Purchased clothing for myself
See aforementioned mall shopping. 

Went to the bathroom/took a shower by myself
We've talked about this one.  The fact of the matter is, if there's not a kid in the bathroom with me, they're probably in the other bathroom doing something like this:

Decorated my home 
That cute looking decorative box I'd like to put on my coffee table is now referred to as the "treasure box." None of my "treasures" are ever found inside. That fun candle holder shattered a week after I bought it when Harper knocked the entire console table over. And the only reason I might paint the walls these days is to cover up the sticky hand prints and scribble marks. 

Worked out
Do I even need an explanation for this? 

Drank alcohol
You know what's not fun when you have children? Being woken up at 6am with a hangover (or still drunk!). 

Stayed up late
You know what's not fun when you have children? Being woken up at 6am when you just went to bed three hours ago. 

Went out to the movies, on dates, or the bar
Okay, we still do the first two but their occurrences are few and far between. 

Read books for enjoyment
The last books I read for enjoyment were the Fifty Shades of Grey trilogy.  It just didn't seem right reading a dirty novel while my kids rode bikes in the driveway. "Hey, don't handcuff your sister! I mean, don't punch your sister!"  

Arrived on time
Because someone always has to go potty, get a drink, wants a snack, doesn't have socks on, has to go potty, can't find a matching shoe, lost a hat, needs a tissue, exploded a diaper, needs their blanket, wants a special toy, and has to go potty. Again. 

Did the deed when the mood struck
It's in the calendar.  Seriously.

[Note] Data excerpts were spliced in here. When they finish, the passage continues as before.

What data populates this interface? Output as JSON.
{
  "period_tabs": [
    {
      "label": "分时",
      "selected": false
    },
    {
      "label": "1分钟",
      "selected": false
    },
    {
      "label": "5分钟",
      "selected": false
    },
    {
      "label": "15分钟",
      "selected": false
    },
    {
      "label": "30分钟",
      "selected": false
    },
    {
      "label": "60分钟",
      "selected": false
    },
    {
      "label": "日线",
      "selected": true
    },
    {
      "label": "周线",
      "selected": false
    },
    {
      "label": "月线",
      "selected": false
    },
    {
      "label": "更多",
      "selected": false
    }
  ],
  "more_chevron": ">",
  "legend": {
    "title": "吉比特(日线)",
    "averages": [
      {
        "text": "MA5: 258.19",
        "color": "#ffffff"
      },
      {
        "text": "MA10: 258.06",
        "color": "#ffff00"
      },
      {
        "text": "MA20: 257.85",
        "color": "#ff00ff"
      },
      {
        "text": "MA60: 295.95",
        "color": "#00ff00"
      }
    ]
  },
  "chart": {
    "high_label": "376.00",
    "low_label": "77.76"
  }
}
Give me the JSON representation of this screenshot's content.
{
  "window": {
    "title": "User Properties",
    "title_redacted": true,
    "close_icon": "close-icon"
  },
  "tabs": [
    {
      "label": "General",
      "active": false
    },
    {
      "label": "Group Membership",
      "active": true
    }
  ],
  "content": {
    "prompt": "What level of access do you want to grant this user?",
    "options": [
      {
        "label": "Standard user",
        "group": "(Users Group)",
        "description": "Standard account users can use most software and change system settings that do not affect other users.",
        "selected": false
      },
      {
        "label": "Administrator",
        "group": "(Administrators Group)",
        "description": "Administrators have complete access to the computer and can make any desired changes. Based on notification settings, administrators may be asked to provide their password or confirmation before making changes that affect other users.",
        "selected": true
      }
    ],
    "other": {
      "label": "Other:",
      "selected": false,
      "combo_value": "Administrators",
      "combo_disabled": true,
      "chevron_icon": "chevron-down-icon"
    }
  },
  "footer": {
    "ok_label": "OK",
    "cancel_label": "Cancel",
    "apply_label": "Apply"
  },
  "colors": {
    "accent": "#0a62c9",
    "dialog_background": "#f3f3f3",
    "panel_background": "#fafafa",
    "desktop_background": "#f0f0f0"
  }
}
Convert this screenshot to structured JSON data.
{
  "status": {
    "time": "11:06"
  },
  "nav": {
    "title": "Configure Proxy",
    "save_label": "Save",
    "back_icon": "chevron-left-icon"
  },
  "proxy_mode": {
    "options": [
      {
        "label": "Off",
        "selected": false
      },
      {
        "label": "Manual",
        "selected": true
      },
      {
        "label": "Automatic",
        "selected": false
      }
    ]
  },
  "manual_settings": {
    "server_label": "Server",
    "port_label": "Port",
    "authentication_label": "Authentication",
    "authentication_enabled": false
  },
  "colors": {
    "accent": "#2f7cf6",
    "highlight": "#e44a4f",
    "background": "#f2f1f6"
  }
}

And even then, it often times doesn't get done. 

Finished a complete thought. 
One time, I was talking to someone and then-

Watched whatever I wanted on TV, whenever I wanted. 
Even if I start watching something, Harper begs for Dora or "Mick Jr." Or Lilly just changes it to a kids show. Darn kids, learning how to use the remote. 

Referred to myself using the pronoun "I."
My husband hates this. When I become a mother, I suddenly started referring to myself in the third person. "Want mommy to hold you?" "Mommy loves you!" "Mommy wants you to sit down and be quiet so Mommy can drink mommy's bottle glass of wine." (Please someone tell me that you do this too.) 


I know there's 13 billion other things I probably did before kids too.  But ya know what? I can't really remember much of life before kids.  And now that they are all tucked in snuggly in their beds, I'm going to poop by myself, tidy up the house, turn on the television to whatever I want, pour a glass of wine, and fall asleep on the couch by 9:30.  Ah, this is the life.